Di Valerio Sembianza
Il 24 aprile 1916, Lunedi di Pasqua, sette membri del Consiglio militare della Fratellanza Repubblicana Irlandese organizzano un’insurrezione armata in Irlanda per porre fine al dominio britannico e stabilire una Repubblica Indipendente Irlandese. La battaglia durò sei giorni prima che l’esercito britannico sopprimesse la rivolta e i ribelli accettando una resa incondizionata. In tutto, circa 500 persone furono uccise e 2.600 ferite durante la Rivolta di Pasqua, la maggior parte delle quali furono civili.
La miniserie “Rebellion” segue questo conflitto dal suo nascere attraverso gli occhi dei cittadini e dei soldati di Dublino, posti su entrambi i lati della barricata, con gli amici e le famiglie a combattersi gli uni contro gli altri.
Lo scrittore della serie, Colin Teevan, introduce una pletora di personaggi già nel primo episodio, così tanti che sarà quasi certamente complicato anche per gli spettatori più attenti tenere traccia di quello che sarà il futuro di tutti. Teevan mette in evidenza questi personaggi esclusivamente attraverso l’ideologia e il desiderio, una mossa necessaria considerando la quantità di narrazione che deve essere coperta, ma per una serie che almeno apparentemente dovrebbe trattare del rapporto tra i cittadini ordinari e gli eventi tumultuosi, la maggioranza dei personaggi resta sorprendentemente unidimensionale. I personaggi principali alla fine diventano abbastanza evidenti ma non esistono che nel loro mondo, nella loro funzione narrativa specifica.
Poco spazio viene lasciato alla comprensione dei dettagli politici della rivolta così come alle identità distinte dei volontari irlandesi; scelta comprensibile, giacché si tratta di una produzione nazionale che tende soprattutto a drammatizzare un evento importante della loro storia , ma che accoppiato con la massiccia portata del conflitto può rendere difficile la visione per chi non ne conosce il contesto storico.

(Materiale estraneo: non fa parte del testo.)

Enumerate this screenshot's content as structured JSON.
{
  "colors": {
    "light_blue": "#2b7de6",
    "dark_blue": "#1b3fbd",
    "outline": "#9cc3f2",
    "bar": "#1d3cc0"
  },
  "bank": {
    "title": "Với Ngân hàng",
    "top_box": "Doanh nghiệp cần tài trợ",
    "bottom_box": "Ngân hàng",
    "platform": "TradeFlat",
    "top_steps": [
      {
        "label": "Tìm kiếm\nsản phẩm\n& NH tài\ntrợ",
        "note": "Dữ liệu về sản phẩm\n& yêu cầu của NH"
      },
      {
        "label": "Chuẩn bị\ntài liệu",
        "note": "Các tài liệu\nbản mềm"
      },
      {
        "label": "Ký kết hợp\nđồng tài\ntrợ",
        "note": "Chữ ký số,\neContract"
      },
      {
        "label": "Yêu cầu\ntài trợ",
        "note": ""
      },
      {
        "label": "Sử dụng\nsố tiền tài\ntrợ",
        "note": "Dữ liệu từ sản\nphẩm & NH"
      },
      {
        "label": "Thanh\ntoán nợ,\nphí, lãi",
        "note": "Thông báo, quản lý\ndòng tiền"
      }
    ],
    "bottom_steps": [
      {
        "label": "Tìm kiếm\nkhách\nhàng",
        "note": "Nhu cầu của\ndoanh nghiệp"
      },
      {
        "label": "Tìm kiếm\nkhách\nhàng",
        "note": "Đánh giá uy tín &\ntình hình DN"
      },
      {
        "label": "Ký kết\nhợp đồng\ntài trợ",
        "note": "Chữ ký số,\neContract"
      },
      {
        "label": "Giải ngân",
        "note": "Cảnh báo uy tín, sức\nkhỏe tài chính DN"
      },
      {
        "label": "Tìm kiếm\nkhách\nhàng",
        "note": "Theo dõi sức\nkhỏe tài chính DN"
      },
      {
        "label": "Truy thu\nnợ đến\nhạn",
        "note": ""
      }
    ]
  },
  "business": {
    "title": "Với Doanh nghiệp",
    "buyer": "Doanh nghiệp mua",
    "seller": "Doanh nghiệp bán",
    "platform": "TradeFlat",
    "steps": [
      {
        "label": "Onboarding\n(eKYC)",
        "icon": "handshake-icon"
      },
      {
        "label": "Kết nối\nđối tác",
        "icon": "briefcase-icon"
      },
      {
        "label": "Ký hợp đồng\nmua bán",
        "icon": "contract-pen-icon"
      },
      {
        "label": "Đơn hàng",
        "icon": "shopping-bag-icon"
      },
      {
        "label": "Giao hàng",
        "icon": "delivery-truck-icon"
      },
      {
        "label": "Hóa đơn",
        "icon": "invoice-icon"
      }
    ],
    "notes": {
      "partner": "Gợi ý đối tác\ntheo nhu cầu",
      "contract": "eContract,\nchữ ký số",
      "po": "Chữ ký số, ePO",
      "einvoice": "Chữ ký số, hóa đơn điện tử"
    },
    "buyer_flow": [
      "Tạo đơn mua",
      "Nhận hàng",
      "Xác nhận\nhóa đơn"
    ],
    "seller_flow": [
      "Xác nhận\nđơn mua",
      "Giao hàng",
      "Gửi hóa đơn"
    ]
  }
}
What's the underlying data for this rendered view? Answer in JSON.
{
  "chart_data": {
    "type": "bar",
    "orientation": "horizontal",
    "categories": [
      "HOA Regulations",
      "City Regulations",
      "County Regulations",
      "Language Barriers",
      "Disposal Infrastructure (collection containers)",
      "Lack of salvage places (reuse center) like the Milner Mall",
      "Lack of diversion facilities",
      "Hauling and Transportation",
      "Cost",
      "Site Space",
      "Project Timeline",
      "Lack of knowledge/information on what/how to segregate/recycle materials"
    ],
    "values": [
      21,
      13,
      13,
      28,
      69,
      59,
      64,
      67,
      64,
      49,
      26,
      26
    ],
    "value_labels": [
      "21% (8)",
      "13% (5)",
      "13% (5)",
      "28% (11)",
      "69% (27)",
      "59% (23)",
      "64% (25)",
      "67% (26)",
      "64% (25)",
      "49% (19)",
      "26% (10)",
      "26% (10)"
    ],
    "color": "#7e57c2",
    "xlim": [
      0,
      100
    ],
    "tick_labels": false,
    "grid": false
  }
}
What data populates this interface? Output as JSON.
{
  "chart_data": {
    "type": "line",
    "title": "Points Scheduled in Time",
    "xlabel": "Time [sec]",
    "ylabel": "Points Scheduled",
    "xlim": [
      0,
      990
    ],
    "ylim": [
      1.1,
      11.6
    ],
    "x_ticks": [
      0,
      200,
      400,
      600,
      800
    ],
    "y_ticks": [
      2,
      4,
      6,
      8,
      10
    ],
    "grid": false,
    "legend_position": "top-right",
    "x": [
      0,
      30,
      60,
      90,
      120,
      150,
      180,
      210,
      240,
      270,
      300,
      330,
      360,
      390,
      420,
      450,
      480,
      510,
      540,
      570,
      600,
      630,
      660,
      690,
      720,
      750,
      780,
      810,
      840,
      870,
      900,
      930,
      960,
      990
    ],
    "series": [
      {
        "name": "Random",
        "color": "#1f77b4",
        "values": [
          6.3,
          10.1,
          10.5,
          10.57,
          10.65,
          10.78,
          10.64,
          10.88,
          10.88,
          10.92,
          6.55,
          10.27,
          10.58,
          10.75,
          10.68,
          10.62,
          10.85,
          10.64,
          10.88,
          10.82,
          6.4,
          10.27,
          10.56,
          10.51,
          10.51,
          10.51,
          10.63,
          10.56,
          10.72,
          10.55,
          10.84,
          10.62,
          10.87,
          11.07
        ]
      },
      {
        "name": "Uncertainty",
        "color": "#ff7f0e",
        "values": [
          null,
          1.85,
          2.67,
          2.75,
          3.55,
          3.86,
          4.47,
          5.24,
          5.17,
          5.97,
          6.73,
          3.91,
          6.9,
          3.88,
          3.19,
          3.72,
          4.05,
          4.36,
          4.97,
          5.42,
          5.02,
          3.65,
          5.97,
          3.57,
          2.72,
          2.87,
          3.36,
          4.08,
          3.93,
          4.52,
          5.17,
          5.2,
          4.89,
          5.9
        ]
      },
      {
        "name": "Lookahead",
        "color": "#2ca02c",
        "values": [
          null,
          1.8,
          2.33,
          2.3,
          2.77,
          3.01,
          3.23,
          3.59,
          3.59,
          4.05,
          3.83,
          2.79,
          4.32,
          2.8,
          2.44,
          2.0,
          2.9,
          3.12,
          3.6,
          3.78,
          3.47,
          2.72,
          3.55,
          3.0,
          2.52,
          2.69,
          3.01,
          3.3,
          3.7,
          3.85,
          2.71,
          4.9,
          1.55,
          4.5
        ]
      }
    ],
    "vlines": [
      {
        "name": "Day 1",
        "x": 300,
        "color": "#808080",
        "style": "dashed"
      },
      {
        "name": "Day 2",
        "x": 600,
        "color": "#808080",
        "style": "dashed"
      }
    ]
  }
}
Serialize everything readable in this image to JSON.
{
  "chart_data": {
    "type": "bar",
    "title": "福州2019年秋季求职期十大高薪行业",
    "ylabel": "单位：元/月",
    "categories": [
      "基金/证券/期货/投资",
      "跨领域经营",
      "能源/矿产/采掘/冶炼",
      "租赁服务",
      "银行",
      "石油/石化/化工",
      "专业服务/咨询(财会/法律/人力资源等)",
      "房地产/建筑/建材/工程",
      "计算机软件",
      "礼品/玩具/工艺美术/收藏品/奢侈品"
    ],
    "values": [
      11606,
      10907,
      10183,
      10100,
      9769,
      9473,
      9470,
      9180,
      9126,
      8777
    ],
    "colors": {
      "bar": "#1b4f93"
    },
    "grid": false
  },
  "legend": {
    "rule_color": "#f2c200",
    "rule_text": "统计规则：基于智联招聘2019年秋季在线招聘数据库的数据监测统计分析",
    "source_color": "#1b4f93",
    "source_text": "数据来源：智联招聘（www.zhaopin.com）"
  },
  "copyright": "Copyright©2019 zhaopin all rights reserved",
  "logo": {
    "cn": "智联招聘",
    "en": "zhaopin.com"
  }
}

Eppure, quando “Rebellion” trova un ritmo costante, soprattutto nel secondo e terzo episodio, la rivolta appare più che convincente, superando le imperfezioni della serie. Lo stile funzionale della regia è abile nel mostrare la maggior parte delle scene di battaglia, iniettando loro la tensione e la suspense necessaria. La fotografia si distingue offrendo una splendida cornice di un colore grigio malaticcio che ben contraddistingue quei giorni di rivolta. La scrittura di Teevan brilla a livello micro, in particolare nel modo in cui cattura fedelmente l’idea di come gli ideali possano vacillare di fronte a realtà più complesse.
L’intera serie si poggia sulla palpabile compassione per coloro che valorosamente hanno combattuto per la libertà e mira a dare la loro l’epicità che meritano, cercando di rappresentare non solo gli ideali che generarono una tale rivolta, ma come quegli stessi ideali possano avere conseguenze devastanti per il delicato tessuto sociale.
In conclusione forse si cerca di fare troppo in una sola volta, ma come la stessa Rivolta di Pasqua in sé, è il tentativo che merita molta attenzione.